TG: You’ve had a great career as a photographer, photographing some of the biggest names in music. Did growing up on the jungle scene help you with that?

EO: I was browsing the contact sheets from the set of Aaliyah the first time we met Aaliyah – Andrew was writing the story and I was doing the filming because we were both like ‘fuck yeah that’s Aaliyah innit’. We did and it’s lovely, there’s a beautiful portrayal of Andrew and Aaliyah together – Andrew makes a face and Aaliyah is just amazing.

It was a wonderful thing to have these ambitions, to have these desires to be a writer, filmmaker, photographer and to grow together.

After meeting Andrew, I went to New York with him in the summer. It’s like in 1992 in Flatbush, sleeping in the basement. It kind of cemented our ambitions. We knew we had to get there and coming from London, especially central London, once you can survive London you can survive anywhere in an urban world. London is no different from New York to Berlin to Paris, it’s the same mindset.

We really embraced that, we felt like ‘this is who we are’. And not only do we come to America, like ‘yo America this is amazing’, but we come with our own strength, our own mixtapes. We get to put our music in their machines and hit play, turn up the volume and hurt them with it.

TG: How many are Junglistthe characters of Q, Biggie, Meth and Craig based on your childhood?

EO: Basically it’s us, yeah. Myself, Andrew, and a combination of two or three other friends from that time. We are all still friends to this day. There’s an upcoming wedding at the end of this month and it’s going to be hilarious because when we get back together we’re still 17 years old. We always come back to that time, where we just tried to score, get in a car and try to find a party.

TG: What do you miss most about mid-90s London?
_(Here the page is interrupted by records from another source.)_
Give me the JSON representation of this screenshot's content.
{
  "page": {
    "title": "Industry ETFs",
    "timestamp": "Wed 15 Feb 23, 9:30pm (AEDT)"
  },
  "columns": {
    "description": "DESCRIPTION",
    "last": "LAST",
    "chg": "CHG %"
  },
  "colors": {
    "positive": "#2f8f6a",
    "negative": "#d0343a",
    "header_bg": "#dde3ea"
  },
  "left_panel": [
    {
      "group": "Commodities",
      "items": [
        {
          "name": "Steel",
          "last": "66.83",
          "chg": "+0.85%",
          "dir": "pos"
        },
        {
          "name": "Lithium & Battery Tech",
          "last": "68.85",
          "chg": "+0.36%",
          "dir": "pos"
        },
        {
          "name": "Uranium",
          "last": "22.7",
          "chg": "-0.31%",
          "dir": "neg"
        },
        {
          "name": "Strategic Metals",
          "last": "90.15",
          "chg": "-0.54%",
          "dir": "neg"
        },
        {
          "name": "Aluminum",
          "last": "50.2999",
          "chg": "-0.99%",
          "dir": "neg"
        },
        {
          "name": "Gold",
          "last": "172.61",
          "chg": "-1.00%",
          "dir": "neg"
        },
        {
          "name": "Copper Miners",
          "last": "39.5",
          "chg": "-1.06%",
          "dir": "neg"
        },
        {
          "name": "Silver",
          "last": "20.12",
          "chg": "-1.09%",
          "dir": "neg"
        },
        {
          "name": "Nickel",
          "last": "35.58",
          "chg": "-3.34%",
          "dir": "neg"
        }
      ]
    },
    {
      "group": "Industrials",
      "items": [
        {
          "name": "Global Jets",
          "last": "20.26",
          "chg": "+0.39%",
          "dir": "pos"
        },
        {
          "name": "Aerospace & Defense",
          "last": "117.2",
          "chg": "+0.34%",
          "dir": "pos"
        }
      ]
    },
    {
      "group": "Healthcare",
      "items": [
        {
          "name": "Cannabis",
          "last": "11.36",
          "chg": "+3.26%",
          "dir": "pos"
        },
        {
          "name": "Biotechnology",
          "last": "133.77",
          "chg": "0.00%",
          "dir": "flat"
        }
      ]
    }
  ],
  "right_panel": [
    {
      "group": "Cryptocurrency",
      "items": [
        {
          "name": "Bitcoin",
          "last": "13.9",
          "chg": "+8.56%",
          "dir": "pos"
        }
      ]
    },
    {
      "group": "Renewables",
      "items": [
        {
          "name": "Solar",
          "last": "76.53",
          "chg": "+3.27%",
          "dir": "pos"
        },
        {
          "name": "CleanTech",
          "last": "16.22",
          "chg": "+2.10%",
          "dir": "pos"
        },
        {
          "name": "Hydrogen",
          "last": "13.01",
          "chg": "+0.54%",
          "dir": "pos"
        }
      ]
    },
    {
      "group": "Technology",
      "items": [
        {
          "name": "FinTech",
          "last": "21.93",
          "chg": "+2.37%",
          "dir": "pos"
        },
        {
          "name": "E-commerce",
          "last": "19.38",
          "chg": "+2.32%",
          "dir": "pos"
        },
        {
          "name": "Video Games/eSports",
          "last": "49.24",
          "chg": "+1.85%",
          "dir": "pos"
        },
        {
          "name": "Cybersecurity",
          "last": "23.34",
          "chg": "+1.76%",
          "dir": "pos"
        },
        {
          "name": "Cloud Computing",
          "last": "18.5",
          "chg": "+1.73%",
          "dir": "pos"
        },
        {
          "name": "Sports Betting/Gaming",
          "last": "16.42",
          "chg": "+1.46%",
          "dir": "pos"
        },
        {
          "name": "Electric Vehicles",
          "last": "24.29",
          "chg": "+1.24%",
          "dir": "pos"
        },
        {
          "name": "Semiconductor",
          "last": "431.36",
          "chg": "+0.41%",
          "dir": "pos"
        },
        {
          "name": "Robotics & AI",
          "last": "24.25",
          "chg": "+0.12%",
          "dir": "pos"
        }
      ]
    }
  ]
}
EO: I miss space, abandoned space, escape spaces. London in 1994 was grayer and darker. But this whole space was my playground. From my childhood in Brixton, there were still bombed out buildings that you could just run around in. And then when they were built, when I was in school, there were still underground arches that you could play in And I feel like the thing that is missing the most – that space and that freedom to play. ‘arrive somewhere and find a couch and dance or not to dance, chat or not. This is what I miss.

Pre-order a copy of Junglist by Two Fingas and James T Kirk (Andrew Green and Eddie Otchere) on Gross trade.

[ad_2]

Leave a Reply

Your email address will not be published.